病気になると心細くなるというが、普段男勝りな昴流がここまで弱気だといつもの毒舌も吐く気にならない。月のものは病気ではないと言っても、薬の効かない昴流にとっては拷問も同じだろう。
普段山崎が姉の体調や怪我にやたらうるさいのもこのせいなのだろうか、と思いながらいつも彼女が自分にするように、自分とは違う柔らかな髪をゆっくりと撫でる。

「じゃあ僕が看ててやるから。
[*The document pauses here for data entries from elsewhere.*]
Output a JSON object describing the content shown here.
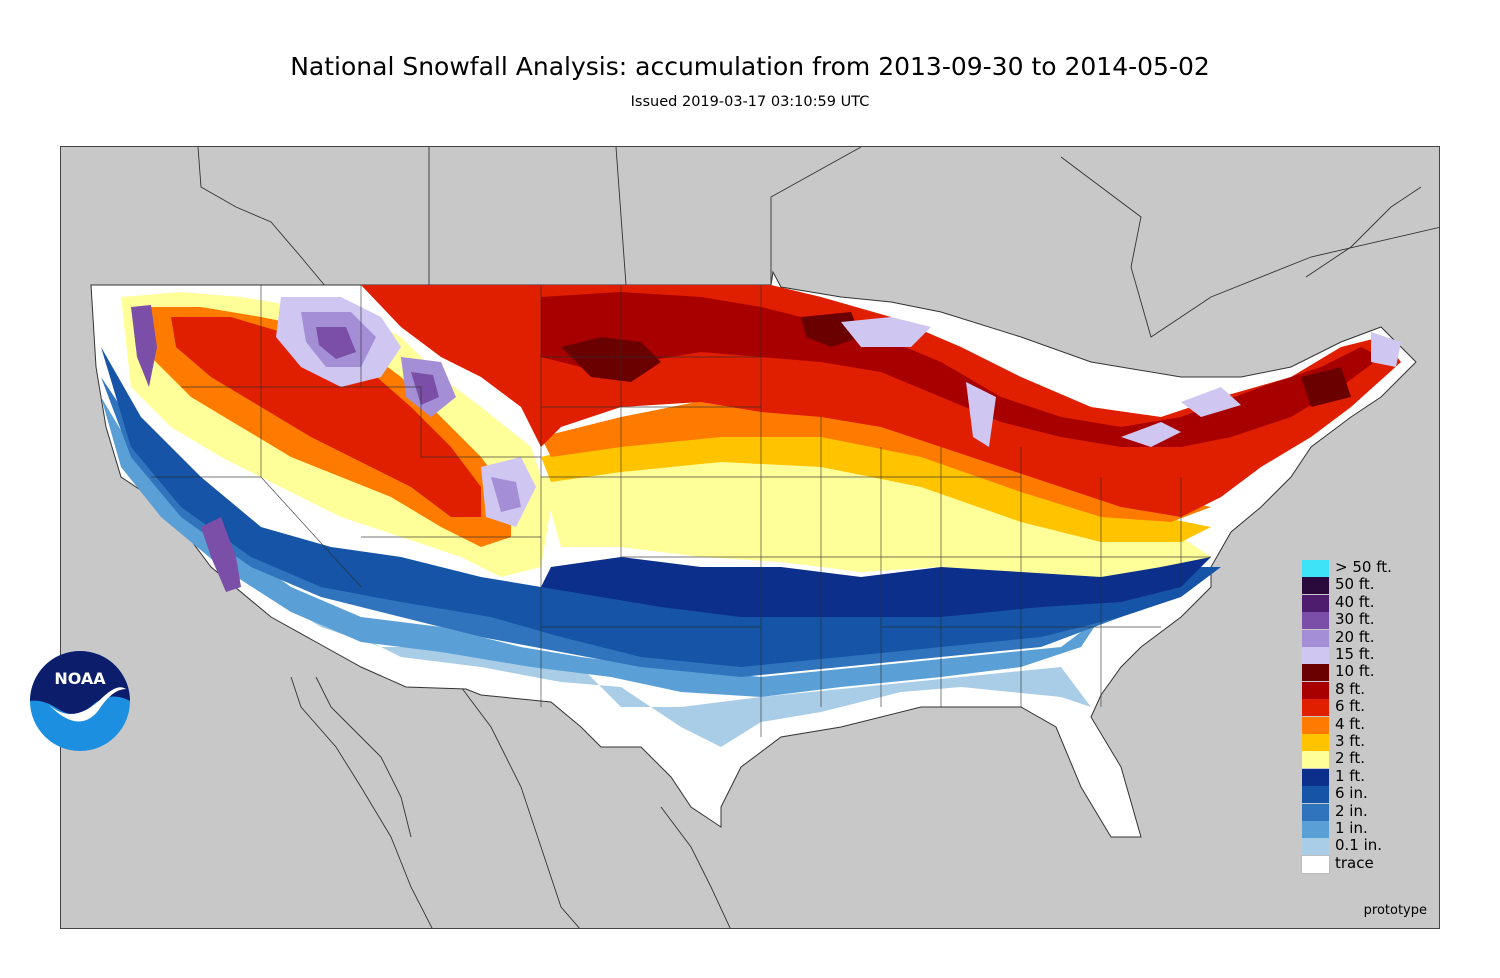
{
  "header": {
    "title": "National Snowfall Analysis: accumulation from 2013-09-30 to 2014-05-02",
    "subtitle": "Issued 2019-03-17 03:10:59 UTC"
  },
  "map": {
    "background_color": "#c8c8c8",
    "watermark": "prototype"
  },
  "logo": {
    "text": "NOAA",
    "icon": "noaa-logo"
  },
  "legend": {
    "items": [
      {
        "label": "> 50 ft.",
        "color": "#3fe3f7"
      },
      {
        "label": "50 ft.",
        "color": "#2a0a3d"
      },
      {
        "label": "40 ft.",
        "color": "#4f1d6e"
      },
      {
        "label": "30 ft.",
        "color": "#7b4fa8"
      },
      {
        "label": "20 ft.",
        "color": "#a48fd6"
      },
      {
        "label": "15 ft.",
        "color": "#cfc6f2"
      },
      {
        "label": "10 ft.",
        "color": "#6b0000"
      },
      {
        "label": "8 ft.",
        "color": "#a80000"
      },
      {
        "label": "6 ft.",
        "color": "#e01e00"
      },
      {
        "label": "4 ft.",
        "color": "#ff7b00"
      },
      {
        "label": "3 ft.",
        "color": "#ffc300"
      },
      {
        "label": "2 ft.",
        "color": "#ffff99"
      },
      {
        "label": "1 ft.",
        "color": "#0c2f8c"
      },
      {
        "label": "6 in.",
        "color": "#1554a6"
      },
      {
        "label": "2 in.",
        "color": "#2f74bd"
      },
      {
        "label": "1 in.",
        "color": "#5aa0d6"
      },
      {
        "label": "0.1 in.",
        "color": "#a9cde6"
      },
      {
        "label": "trace",
        "color": "#ffffff"
      }
    ]
  }
}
寝たまえ」
「お腹、撫でて」
「・・・・・・・・今日だけだぞ」

暖めると楽になると聞いたことがある。
男である自分にはそれがどういう痛みなのか想像もつかないが、人間外側からの痛みよりも内側からの痛みの方が弱いことは明白だ。
昴流をあぐらをかいた自分の膝の上に背中を預ける格好で座らせると、彼女の手に導かれるまま腹に手を当てて着物の上からゆっくりと撫でた。

「ん・・・・」

時々痛むのか声を上げながら、それでも先ほどよりも表情は穏やかだ。
もう一つ腕があったなら、彼女の腹を撫でながら仕事が出来るのに片腕ではそれも敵わない。
文机に置いてある置時計の針と昴流の表情を交互に見比べながら、溜息を吐かないよう鼻で息を吐く。


「そういえば、しのがね」
「ん?なんだ?」

てっきりこのまま寝てしまうかと思っていたら、突然昴流が口を開く。
くるりと顔をこちらに向けて見上げてくる仕草は普通の女性となんら変わらない。

「お腹痛いの、止める方法があるって」
「さっきのマッサージとやらかい?」
「ん~ん~~」

子供がするような声を上げて首を横に振る昴流に首を傾げる。

「かもたろが知ってるって」
「・・・・・・・? 僕が?」
「だから夜、かもたろのところへ行けって」
「・・・・・・・・・・・・・・・・・・・・何か、前から企んでいるとは思っていたが」


部下が何を企んでいるか気付いて、伊東はビシっと動きを止めた。
昴流の言葉だけで答えを導いてしまった自分の思考回路にも嫌気が差す。
薄々は気付いていたが、どうもあの部下は自分と昴流をくっつけたくて仕方がないらしい。
伊東は断じて同僚とそういうことになるつもりはないし、ましてや相手は昴流だ。
自分が相手では弟や昴流を可愛がっている幹部達は納得しないだろう。
って、いやいやそうじゃなくて。
恋愛感情なんてないと自分に言い聞かせながら、昴流の腹を撫で続ける。


「だから今夜行っていい?」
「君が正気の時にもう一度今の言葉を十回反芻してそれでも来たいというのなら止めはしない」


早口でそう捲くし立てると、昴流は何か腑に落ちない症状で、伊東の胸にこてりと背中を預けた。
今は弱って正常な思考が働いていないだけだ。数日経てば、またあのやかましくてうっとおしい女に戻るだろう。
そう自分にいい聞かせて、昴流の米神に小さくキスを落とす。





天井裏でビデオを回し続ける篠原に気付かずに、伊東は時間が許すまで昴流の腹を撫で続けた。